Annalee Newitz writes science fiction and nonfiction. They are the author of the book Four Lost Cities: A Secret History of the Urban Age, and the novels The Future of Another Timeline, and Autonomous, which won the Lambda Literary Award. As a science journalist, they are a contributing opinion writer for the New York Times, and have a monthly column in New Scientist. They have published in The Washington Post, Slate, Popular Science, Ars Technica, The New Yorker, and The Atlantic, among others. They are also the co-host of the Hugo Award-winning podcast Our Opinions Are Correct. Previously, they were the founder of io9, and served as the editor-in-chief of Gizmodo.

Longer first person bio:

Mostly I write books of the nonfiction and fiction varieties. 

My forthcoming nonfiction book about archaeology, Four Lost Cities: A Secret History of the Urban Age arrives February 2, 2021 from W.W. Norton.

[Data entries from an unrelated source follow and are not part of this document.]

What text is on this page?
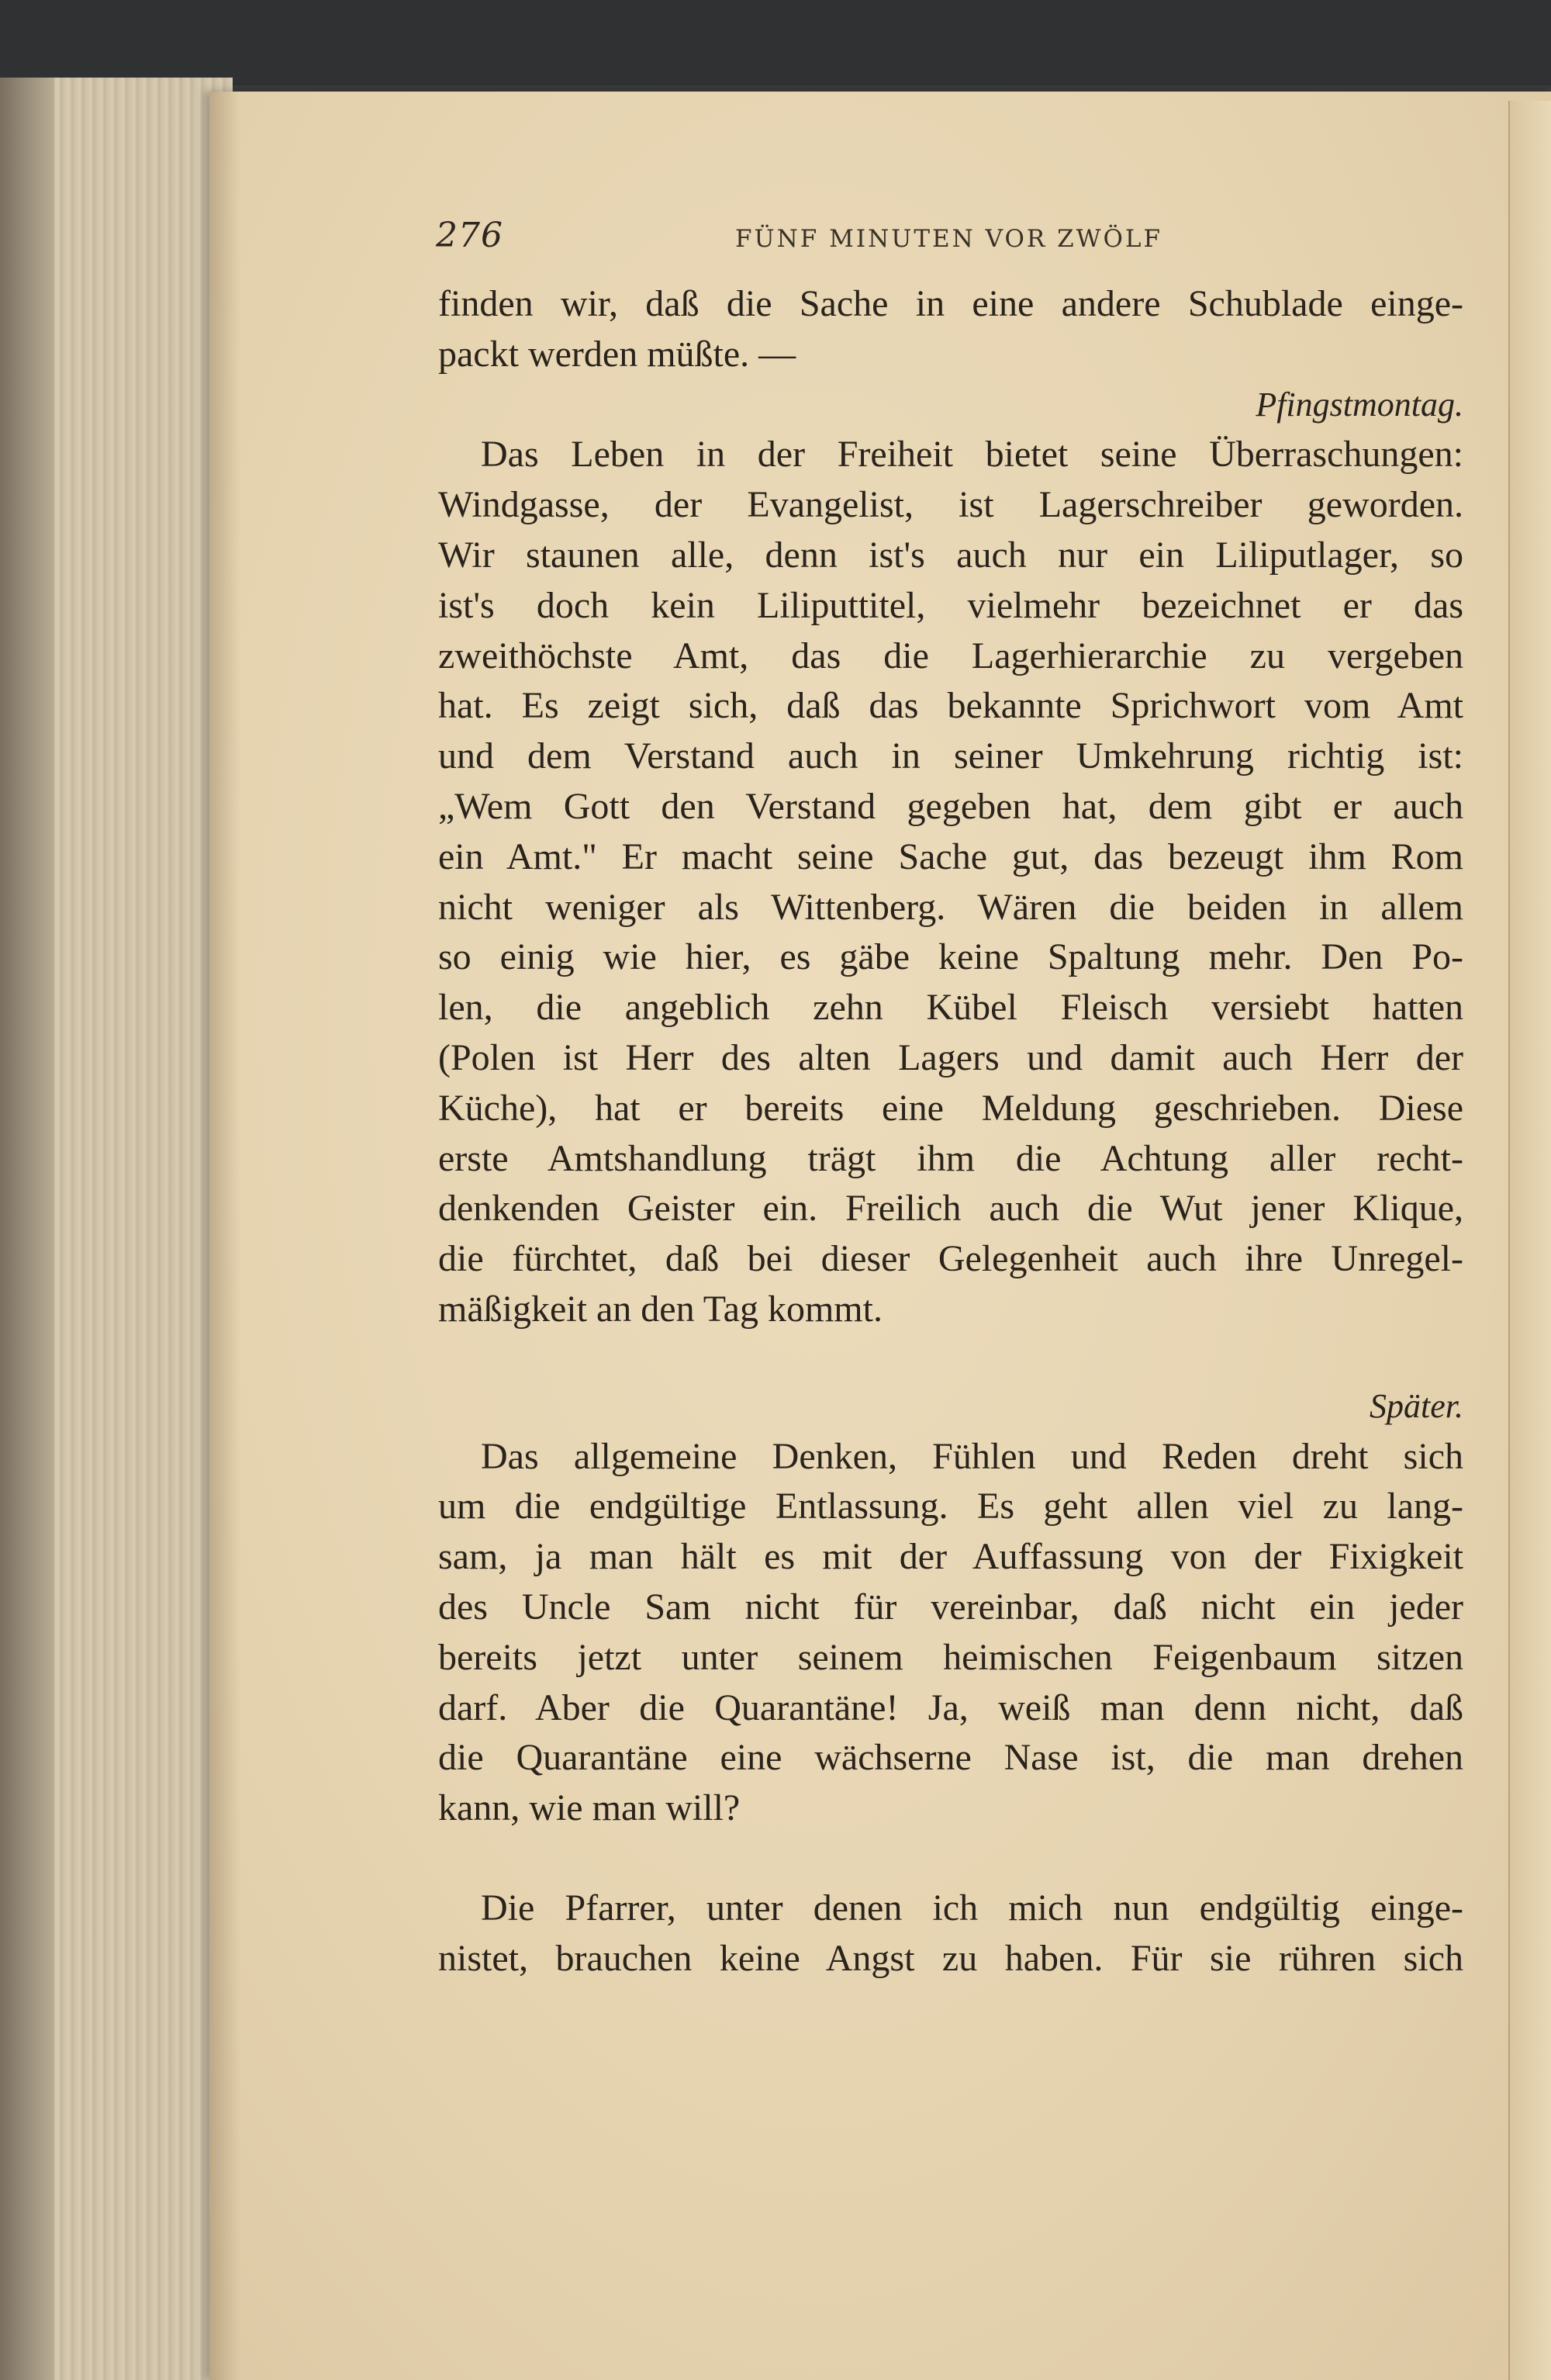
276	FÜNF MINUTEN VOR ZWÖLF
finden wir, daß die Sache in eine andere Schublade einge-
packt werden müßte. —
Pfingstmontag.
Das Leben in der Freiheit bietet seine Überraschungen:
Windgasse, der Evangelist, ist Lagerschreiber geworden.
Wir staunen alle, denn ist's auch nur ein Liliputlager, so
ist's doch kein Liliputtitel, vielmehr bezeichnet er das
zweithöchste Amt, das die Lagerhierarchie zu vergeben
hat. Es zeigt sich, daß das bekannte Sprichwort vom Amt
und dem Verstand auch in seiner Umkehrung richtig ist:
„Wem Gott den Verstand gegeben hat, dem gibt er auch
ein Amt." Er macht seine Sache gut, das bezeugt ihm Rom
nicht weniger als Wittenberg. Wären die beiden in allem
so einig wie hier, es gäbe keine Spaltung mehr. Den Po-
len, die angeblich zehn Kübel Fleisch versiebt hatten
(Polen ist Herr des alten Lagers und damit auch Herr der
Küche), hat er bereits eine Meldung geschrieben. Diese
erste Amtshandlung trägt ihm die Achtung aller recht-
denkenden Geister ein. Freilich auch die Wut jener Klique,
die fürchtet, daß bei dieser Gelegenheit auch ihre Unregel-
mäßigkeit an den Tag kommt.
Später.
Das allgemeine Denken, Fühlen und Reden dreht sich
um die endgültige Entlassung. Es geht allen viel zu lang-
sam, ja man hält es mit der Auffassung von der Fixigkeit
des Uncle Sam nicht für vereinbar, daß nicht ein jeder
bereits jetzt unter seinem heimischen Feigenbaum sitzen
darf. Aber die Quarantäne! Ja, weiß man denn nicht, daß
die Quarantäne eine wächserne Nase ist, die man drehen
kann, wie man will?
Die Pfarrer, unter denen ich mich nun endgültig einge-
nistet, brauchen keine Angst zu haben. Für sie rühren sich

My second novel The Future of Another Timeline, received starred reviews from Publisher’s Weekly, Kirkus, Library Journal, and Booklist. My first novel, Autonomous, won the Lambda Literary Award, and was nominated for the Nebula and Locus Awards. My short story “When Robot and Crow Saved East St. Louis” was winner of the 2019 Sturgeon Award. I'm also the author of Scatter, Adapt and Remember: How Humans Will Survive a Mass Extinction (Doubleday and Anchor), which was a finalist for the LA Times Book Prize in science.

I'm currently a freelance science journalist, a contributing opinion writer at The New York Times, and a columnist at New Scientist. I'm the co-host, with Charlie Jane Anders, of the Hugo Award-winning podcast Our Opinions Are Correct.

Previously, I founded io9, and was the editor-in-chief of Gizmodo.

My nonfiction has appeared in Slate, The New Yorker, The Atlantic, Wired, The Smithsonian Magazine, The Washington Post, 2600, New Scientist, Technology Review, Popular Science, Discover and the San Francisco Bay Guardian. I'm the co-editor of the essay collection She’s Such A Geek (Seal Press), and author of Pretend We’re Dead: Capitalist Monsters in American Pop Culture (Duke University Press).

Much earlier, I was a policy analyst at the Electronic Frontier Foundation, and a lecturer in American Studies at UC Berkeley. I was the recipient of a Knight Science Journalism Fellowship at MIT, and have a Ph.D. in English and American Studies from UC Berkeley.